Blanche was not the only one to live in a world full of illusions. Her sister, Stella, also lived in an unreal existence in regard to the way which she pretended she was living in a happy home with an ideal husband in a world full of fantasies. Although told to, Stella would laugh and refuse to leave her husband regardless of the fact he constantly mistreats her with no consideration for the child she is carrying. She cannot face the truth and forces herself to ignore reality and only see the untrue fantasy. Ironically, Blanche tells he sister to “pull [herself] together and face the facts.” Blanche lives in a life full of lies and she does not believe her sister should as well. Once Blanche confronts Stella about her husband raping her, Stella is broken, however her illusion is not. Her false reality is alive as shown by the responses, “I couldn't believe her story and go on living with Stanley," and, "Don't ever believe it. Life has got to go on. No matter what happens, you've got to keep going." By not believing her sister, the illusions won the battle over reality, and unfortunately lead to the demise of both characters. Stella never knew the truth and is starting a family based on a lie, and worse Blanche lost touch with reality and went insane. The world outside the apartment is not any better than inside, yet the home in which one should seek for refuge from problems, turned out to be the source of their largest problem; this may have added to the confusion between fantasy and reality.

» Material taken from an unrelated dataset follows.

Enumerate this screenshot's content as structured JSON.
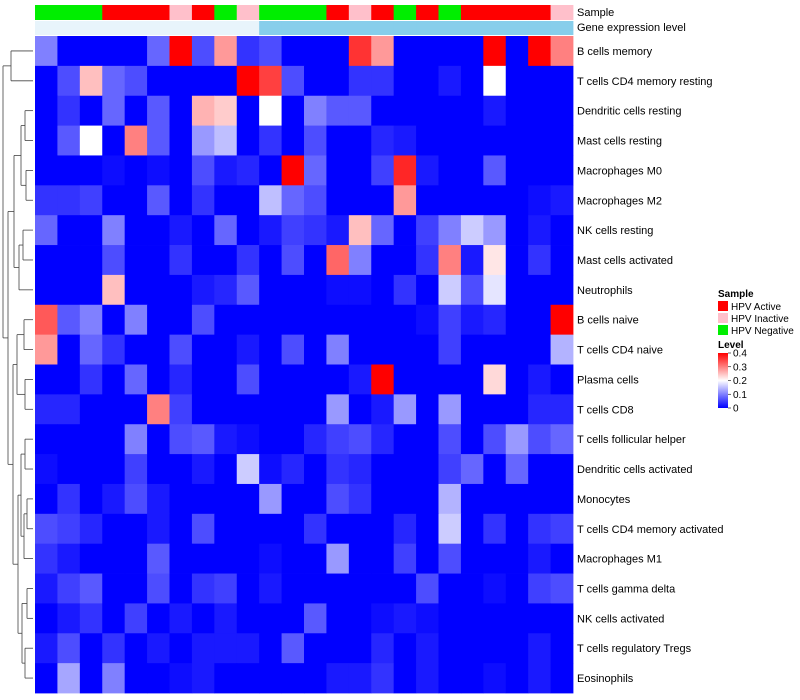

Out of the three main characters, Stanley is the only one which does not live in a fantasy world and is straightforward with what he does. He questions Blanche’s possessions with ignorance, and is not bothered if he hurts anyone’s feelings.
We learn how Stanley keeps Stella under the thumb. However violent Stanley might be, she won’t reveal that her relationship has problems to Blanche or anyone. Blanche puts up a wall, and creates a performance and acts like a person she is not living in a fantasy life.